I’m asking you, instead, to reflect on your vote in earnest and consider why you chose the ticket you did. Chances are high that you didn’t vote based on the policies of the candidates, what agenda they will push once they assume leadership, or even a vision they promised to fulfill during their year in office. Instead, you likely voted for the candidates who you knew, who were endorsed by people you knew, or who had the strongest social media presence. These elections were a social media showcase and a popularity contest padded with buzzwords and buzzfeeds.
Don’t get me wrong. I am not saying that the candidates’ platforms lacked substance. All three would have been competent leaders in the Student Assembly, and Wednesday’s debate proved that. Over the course of one week, however, the election became a contest of who could churn out the most profile picture endorsements, Facebook likes and video testimonies — all of which decorated the candidates in platitudes, illuminating nothing of the candidates’ ability to run the SA.
Actual policies became secondary. At the week’s end, I was still not clear on any of the candidates’ policies, let alone whom I would be voting for.
While social media is an invaluable tool for reaching out to as many students on campus as possible, it quickly became the be-all, end-all of the campaigns; it was the grounds on which this election was fought and won. Instead of promoting real campaign issues, candidates spread impressive photos, videos and fluffy buzzwords across various social media platforms, which somehow indicated involvement and concern across campus. We were fed easy and attractive messages, not meaningful information.
Consider this: How many concrete ideas and initiatives did you know your candidate of choice was pursuing when you voted for her? While each candidate put forth serious proposals, the substance was lost in a sea of empty, meaningless phrases.
Perhaps this is a negative reflection on us, the voters, for not asking the right questions. Just how will “collaboration, innovation and empowerment” be supported? Given the SA’s budget restraints, how can a functioning business incubator be created? What, besides encouraging vague language, does fighting for change imply?
So many campaign promises were backed by almost no evidence, propped up only by legions of yes-men insisting its possibility, that students were unquestioningly convinced that with the SA’s finite budget, these candidates could achieve the impossible.

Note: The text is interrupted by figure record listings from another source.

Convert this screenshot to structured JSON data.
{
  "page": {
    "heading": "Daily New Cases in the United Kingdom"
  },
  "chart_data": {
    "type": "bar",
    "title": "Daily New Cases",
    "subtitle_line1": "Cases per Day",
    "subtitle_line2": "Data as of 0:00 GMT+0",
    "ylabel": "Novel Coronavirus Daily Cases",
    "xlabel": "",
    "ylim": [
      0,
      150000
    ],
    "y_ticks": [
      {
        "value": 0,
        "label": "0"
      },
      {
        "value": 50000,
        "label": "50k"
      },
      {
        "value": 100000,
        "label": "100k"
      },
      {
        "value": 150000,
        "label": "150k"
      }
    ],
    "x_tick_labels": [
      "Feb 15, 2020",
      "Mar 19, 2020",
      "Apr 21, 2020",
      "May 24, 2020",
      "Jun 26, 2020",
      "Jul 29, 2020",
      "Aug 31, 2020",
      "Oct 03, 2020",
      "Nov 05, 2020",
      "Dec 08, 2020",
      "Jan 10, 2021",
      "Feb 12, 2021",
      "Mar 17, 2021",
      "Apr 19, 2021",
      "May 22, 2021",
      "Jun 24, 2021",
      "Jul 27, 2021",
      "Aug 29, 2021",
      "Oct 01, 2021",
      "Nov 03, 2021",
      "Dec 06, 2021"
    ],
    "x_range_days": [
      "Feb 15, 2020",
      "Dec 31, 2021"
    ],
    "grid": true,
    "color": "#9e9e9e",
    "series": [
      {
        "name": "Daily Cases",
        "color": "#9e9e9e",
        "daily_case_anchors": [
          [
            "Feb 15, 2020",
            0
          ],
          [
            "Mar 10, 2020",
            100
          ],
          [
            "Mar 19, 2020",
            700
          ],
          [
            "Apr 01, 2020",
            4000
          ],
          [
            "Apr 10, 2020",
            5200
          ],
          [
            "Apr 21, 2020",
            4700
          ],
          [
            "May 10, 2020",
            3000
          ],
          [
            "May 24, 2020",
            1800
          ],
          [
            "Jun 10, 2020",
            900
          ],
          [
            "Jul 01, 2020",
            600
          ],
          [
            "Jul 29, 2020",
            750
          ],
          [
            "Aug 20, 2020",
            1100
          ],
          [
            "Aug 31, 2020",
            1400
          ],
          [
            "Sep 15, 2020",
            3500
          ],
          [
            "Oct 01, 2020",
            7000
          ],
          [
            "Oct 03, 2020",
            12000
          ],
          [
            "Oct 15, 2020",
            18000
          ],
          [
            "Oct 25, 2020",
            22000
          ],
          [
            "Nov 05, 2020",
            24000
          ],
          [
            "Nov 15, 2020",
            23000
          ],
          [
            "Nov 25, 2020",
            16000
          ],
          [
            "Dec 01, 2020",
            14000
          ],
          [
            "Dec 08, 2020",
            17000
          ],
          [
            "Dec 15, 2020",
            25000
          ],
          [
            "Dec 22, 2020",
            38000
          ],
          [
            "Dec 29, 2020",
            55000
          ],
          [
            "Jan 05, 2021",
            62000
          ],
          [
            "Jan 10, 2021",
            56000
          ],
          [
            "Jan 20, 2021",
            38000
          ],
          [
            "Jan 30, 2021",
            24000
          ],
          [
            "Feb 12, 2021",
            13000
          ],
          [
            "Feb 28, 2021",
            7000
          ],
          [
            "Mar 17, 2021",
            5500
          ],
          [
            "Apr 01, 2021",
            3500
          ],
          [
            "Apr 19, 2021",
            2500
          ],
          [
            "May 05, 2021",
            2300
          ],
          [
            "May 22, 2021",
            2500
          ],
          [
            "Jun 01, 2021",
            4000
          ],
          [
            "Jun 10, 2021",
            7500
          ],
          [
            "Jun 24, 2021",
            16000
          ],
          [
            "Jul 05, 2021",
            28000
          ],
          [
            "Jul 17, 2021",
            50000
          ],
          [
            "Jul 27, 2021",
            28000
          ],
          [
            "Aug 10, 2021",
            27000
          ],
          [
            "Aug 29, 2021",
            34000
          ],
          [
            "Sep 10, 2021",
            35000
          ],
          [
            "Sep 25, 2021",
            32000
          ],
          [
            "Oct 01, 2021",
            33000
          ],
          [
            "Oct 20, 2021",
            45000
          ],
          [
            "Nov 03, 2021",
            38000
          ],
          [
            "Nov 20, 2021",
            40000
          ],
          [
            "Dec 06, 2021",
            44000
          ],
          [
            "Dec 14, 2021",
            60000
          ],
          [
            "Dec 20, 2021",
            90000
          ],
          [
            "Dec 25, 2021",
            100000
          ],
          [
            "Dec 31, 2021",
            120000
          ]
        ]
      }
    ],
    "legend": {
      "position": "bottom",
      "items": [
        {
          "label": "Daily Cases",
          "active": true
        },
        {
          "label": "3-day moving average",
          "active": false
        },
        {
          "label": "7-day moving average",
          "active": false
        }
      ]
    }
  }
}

All too ready to endorse whoever was in our Greek family or a fellow SA senator, we forgot to consider the candidates on their own merit. The presidential debate was the best opportunity for students to test all three candidates on the issues, yet the turnout for it was largely made up of each ticket’s core group of supporters — the people who had already decided their vote.
If you chose to vote for the candidate who you knew or who ran the best social media platform, that’s fine by me. All things considered, your SA leaders will likely not have a huge impact on your next year at the College of William and Mary. Yet at a school that so prides itself in its public servants and commitment to public service, it was both humorous and unsettling to see campaigns run almost entirely on endorsements, buzzword-heavy slogans and photo-ops.
Whether we were naive as voters to so readily accept the watered down campaigns, or the campaigns were wrong in constantly forcing superficiality upon us, I certainly hope that the future of governance, both here at the College and in the towns, cities, states and countries that these candidates may go on to lead, is not determined by who had the best campaign photos, videos and endorsements. That’s nothing more than high school politics and democracy made easy.